Ecoceane (bateaux de dépollution) - les PME exportent

 

L’irrésistible potentiel de l’innovation à l’international

logo ecoceaneLe hasard constitue parfois le catalyseur qui permet à la créativité et la réussite entrepreneuriale, de s’exprimer comme l’illustre le parcours de la société Ecoceane. Au départ, en 2001, le dirigeant d’une société de BTP, pour les besoins d’un chantier situé sur une île, commande une barge. Juste avant la livraison de celle-ci, le fournisseur fait faillite. Pour l’obtenir il décide de racheter le petit chantier naval.
Que faire de cette acquisition ? Les clients habituels se faisant rare du fait de la crise de pêche, l’idée d’un concept nouveau émerge : la construction de bateaux de dépollution. Le premier prototype est achevé dès 2003. Il permet de collecter, les déchets solides à l’avant. A l’arrière de recueillir les hydrocarbures grâce à un séparateur de flux, une innovation ayant fait l’objet d’un brevet. Ce produit correspond à des unités de 4 à 6 m destinées essentiellement au nettoyage portuaire. La pratique, des études constantes allaient permettre d’optimiser, d’améliorer encore l’efficacité du procédé. Une politique systématique de R et D (6 millions d’euros investis) allait donner naissance à des créations ambitieuses qui révolutionnent les possibilités de dépollution. Un nouveau prototype, un catamaran de 18 m, le Workglob sera baptisé le 27 novembre 2009 par le Ministre de l’environnement. Il présente une solution performante et totalement innovante. Alors que les moyens classiques utilisés (un bras articulé sur un pétrolier) ne permettent de pomper qu’en période de mer calme, celui-ci est en mesure de récupérer jusqu’à 80 mètres cube d’hydrocarbures à l’heure et peut fonctionner normalement jusqu’à une mer de force 5. Un autre projet est en voie de finalisation il sera adapté aux conditions de travail extrêmes de l’Arctique.

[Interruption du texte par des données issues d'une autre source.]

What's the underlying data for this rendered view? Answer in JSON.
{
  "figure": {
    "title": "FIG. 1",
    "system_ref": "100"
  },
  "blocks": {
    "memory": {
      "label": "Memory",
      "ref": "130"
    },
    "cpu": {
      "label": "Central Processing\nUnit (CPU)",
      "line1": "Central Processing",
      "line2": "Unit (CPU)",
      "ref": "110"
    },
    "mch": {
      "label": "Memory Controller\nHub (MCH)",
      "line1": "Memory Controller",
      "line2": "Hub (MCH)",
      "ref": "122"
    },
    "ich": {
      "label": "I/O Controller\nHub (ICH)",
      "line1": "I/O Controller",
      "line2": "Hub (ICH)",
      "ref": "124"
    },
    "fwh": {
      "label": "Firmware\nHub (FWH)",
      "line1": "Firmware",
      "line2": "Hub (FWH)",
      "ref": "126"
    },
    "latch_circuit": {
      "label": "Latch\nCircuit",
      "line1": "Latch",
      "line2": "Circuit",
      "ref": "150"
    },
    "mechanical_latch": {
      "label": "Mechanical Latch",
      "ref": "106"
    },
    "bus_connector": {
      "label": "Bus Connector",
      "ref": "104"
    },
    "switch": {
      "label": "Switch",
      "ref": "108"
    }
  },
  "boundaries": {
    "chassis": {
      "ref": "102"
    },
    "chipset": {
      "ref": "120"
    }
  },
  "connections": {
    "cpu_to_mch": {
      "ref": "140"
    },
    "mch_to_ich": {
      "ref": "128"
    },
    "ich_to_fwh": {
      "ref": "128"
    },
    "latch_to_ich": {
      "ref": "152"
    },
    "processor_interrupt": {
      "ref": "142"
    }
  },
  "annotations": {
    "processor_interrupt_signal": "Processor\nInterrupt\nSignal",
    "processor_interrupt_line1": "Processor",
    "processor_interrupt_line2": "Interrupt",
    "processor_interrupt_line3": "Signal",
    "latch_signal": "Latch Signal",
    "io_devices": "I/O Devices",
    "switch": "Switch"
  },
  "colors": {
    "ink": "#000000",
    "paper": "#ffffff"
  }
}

Les acheteurs de ces bateaux sont prioritairement les gestionnaires de port et les sociétés de services intervenant lors des pollutions maritimes. D’ores et déjà 70 unités ont été vendues dans le monde. La société emploie 30 personnes sur son site de Paimpol. Le chiffre d’affaires devrait connaître très vite un bond considérable car les nouvelles unités qui seront commercialisées dès la fin 2011 aurontun prix de vente unitaire se situant à 1,5 million d’euros.
Aujourd’hui, l’international représente 85 % des ventes d’Ecoceane.Ce résultat a été obtenu en exposant systématiquement dans les salons spécialisés de différents pays. Avec l’aide d’Ubifrance (stands , missions…), les contacts ont été pris afin de recruter des courtiers présents désormais dans 40 pays. Ceux-ci sont payés à la commission. Désormais, la notoriété de la société, son image, permettent d’être extrêmement sélectif et de ne plus accorder d’exclusivité.
En plus des salons, du site Internet qui sera reconfiguré en octobre 2011, Ecoceane participe à des conférences et crée systématiquement des événements auprès de clients potentiels ou des prescripteurs (représentants des pouvoirs publics, syndicats des gardes côtes…). C’est ainsi que le lancement commercial de la gamme « Workglob » se déroulera les 25 et 26 octobre à Malmö (Suède) en présence de plus de 300 leaders d’opinion, membres des professions pétrolières, universitaires… Le fait que les autorités américaines, en 2010, ont demandé à la société de participer aux opérations de dépollution dans le Golfe du Mexique a beaucoup contribué à crédibiliser les procédés mis en œuvre. Aujourd’hui, les ventes concernent 20 pays d’Europe, mais aussi l’Australie, l’Asie, les USA. L’organisation interne pour l’export s’appuie sur 6 commerciaux responsables chacun d’une zone géographique dans laquelle ils animent le réseau de courtiers.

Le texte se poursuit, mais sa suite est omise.